Have a reward system in place too like getting to go somewhere fun that weekend, having ice cream at the end of the day or 20 minutes of iPad time if everything was done well that day or that week.
Also, set a fixed bedtime and never deviate, no matter what, until she reaches an age that you deem old enough to make her own bedtime decisions. If you give in a few times, you’ll have to give in again and again. If and when you need to make an exception for an outing or party, make that your idea and decision, not hers.
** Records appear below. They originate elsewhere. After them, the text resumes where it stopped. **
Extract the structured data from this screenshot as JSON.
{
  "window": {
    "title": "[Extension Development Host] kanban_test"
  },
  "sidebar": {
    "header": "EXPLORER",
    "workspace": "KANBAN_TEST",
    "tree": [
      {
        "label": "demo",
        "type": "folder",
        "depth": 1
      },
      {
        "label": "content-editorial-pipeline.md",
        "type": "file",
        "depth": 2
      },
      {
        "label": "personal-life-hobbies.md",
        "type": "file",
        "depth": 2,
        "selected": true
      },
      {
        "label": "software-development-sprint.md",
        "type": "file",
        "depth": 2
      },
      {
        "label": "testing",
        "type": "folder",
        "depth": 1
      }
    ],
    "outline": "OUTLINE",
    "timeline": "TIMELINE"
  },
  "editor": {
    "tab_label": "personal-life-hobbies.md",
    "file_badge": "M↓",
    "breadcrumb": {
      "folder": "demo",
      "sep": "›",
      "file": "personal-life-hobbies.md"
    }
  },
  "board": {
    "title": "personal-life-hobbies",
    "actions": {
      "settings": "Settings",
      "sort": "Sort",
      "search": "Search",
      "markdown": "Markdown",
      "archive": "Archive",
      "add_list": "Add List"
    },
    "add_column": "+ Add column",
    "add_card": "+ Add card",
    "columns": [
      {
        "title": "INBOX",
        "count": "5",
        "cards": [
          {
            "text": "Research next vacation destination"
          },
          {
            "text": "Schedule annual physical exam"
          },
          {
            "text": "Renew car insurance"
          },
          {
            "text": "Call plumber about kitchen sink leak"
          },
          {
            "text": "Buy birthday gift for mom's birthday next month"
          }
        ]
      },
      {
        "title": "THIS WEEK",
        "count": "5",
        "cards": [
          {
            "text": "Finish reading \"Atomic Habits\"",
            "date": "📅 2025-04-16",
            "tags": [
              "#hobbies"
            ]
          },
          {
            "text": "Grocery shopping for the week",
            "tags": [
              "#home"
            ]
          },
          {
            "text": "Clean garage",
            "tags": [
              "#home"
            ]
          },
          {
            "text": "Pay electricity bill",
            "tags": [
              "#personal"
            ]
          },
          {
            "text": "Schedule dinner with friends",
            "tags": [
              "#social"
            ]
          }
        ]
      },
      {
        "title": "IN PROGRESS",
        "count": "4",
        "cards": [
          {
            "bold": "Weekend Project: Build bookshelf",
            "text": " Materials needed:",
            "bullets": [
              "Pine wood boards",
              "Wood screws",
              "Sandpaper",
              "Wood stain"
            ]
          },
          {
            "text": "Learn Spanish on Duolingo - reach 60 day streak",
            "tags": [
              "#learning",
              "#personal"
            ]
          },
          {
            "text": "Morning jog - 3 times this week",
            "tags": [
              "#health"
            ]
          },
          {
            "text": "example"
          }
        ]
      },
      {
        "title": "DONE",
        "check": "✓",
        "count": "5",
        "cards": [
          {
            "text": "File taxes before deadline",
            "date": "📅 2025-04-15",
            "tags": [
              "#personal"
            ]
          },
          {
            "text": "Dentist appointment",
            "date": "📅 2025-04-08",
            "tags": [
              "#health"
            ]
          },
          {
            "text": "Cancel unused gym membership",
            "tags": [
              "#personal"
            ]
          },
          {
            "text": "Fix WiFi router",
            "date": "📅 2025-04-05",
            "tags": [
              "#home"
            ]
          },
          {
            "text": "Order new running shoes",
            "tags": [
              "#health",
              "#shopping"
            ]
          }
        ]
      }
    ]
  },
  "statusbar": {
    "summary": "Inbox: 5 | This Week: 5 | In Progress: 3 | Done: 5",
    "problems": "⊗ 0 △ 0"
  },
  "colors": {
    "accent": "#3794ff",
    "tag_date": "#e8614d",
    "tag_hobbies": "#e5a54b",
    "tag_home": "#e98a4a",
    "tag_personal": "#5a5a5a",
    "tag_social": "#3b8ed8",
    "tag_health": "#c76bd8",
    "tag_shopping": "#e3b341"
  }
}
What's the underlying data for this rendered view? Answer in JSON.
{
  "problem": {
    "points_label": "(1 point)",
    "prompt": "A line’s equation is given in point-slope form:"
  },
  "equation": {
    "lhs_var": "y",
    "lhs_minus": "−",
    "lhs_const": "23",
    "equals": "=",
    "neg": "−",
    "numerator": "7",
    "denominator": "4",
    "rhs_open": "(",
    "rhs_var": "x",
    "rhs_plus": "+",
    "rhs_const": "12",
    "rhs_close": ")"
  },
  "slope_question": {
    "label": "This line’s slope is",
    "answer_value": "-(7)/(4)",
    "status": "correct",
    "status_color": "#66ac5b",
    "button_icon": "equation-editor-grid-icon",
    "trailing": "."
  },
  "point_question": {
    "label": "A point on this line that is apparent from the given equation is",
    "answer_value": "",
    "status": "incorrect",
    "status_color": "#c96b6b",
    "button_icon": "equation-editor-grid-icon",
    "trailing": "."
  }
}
Consistency is key when it comes to discipline so that your child knows you mean business and you’re true to your word to punish or reward.
Delegate, Delegate, Delegate
Many parents want to make their little one’s childhood as enjoyable as possible. Sometimes, this means out of love, pity or a sense of wanting to protect their child from the harsh world of adulthood, they put off delegating chores and duties till their child is older. The problem with this is that often, by the time you do want to delegate, your child will be used to having the easy life and you’ll face shoddily done chores and tantrums.
Instead, have your child do what he can as early as possible. Once he can walk, make him put his toys away in a basket, and make it routine. Once he’s three or four, let him clean his play area, or even help you with some dusting. When he can reach the sink (with the help of a stool), have him wash his own dishes. Supervise simple tasks such as using a toilet brush, sweeping the floor and setting the table before dinner. The trick is to make chore time a daily routine.
Pick Your Battles
We all know that successfully parenting a child takes immense energy. Sometimes, it’s worth letting him or her go to that concert you don’t approve of, or—when she’s older—stay out till ten instead of nine if it means her gratitude equates to a week of good behaviour. Let some things slide, and save your energy for the more important things.
Finally, there’s no shame in needing help, especially in the first couple of years. “Ask for help! Everyone who enters my home gets asked to hold the baby, set the table, cut vegetables or bring something. Some even spontaneously pick up the vacuum cleaner or hang laundry,” says Tessina.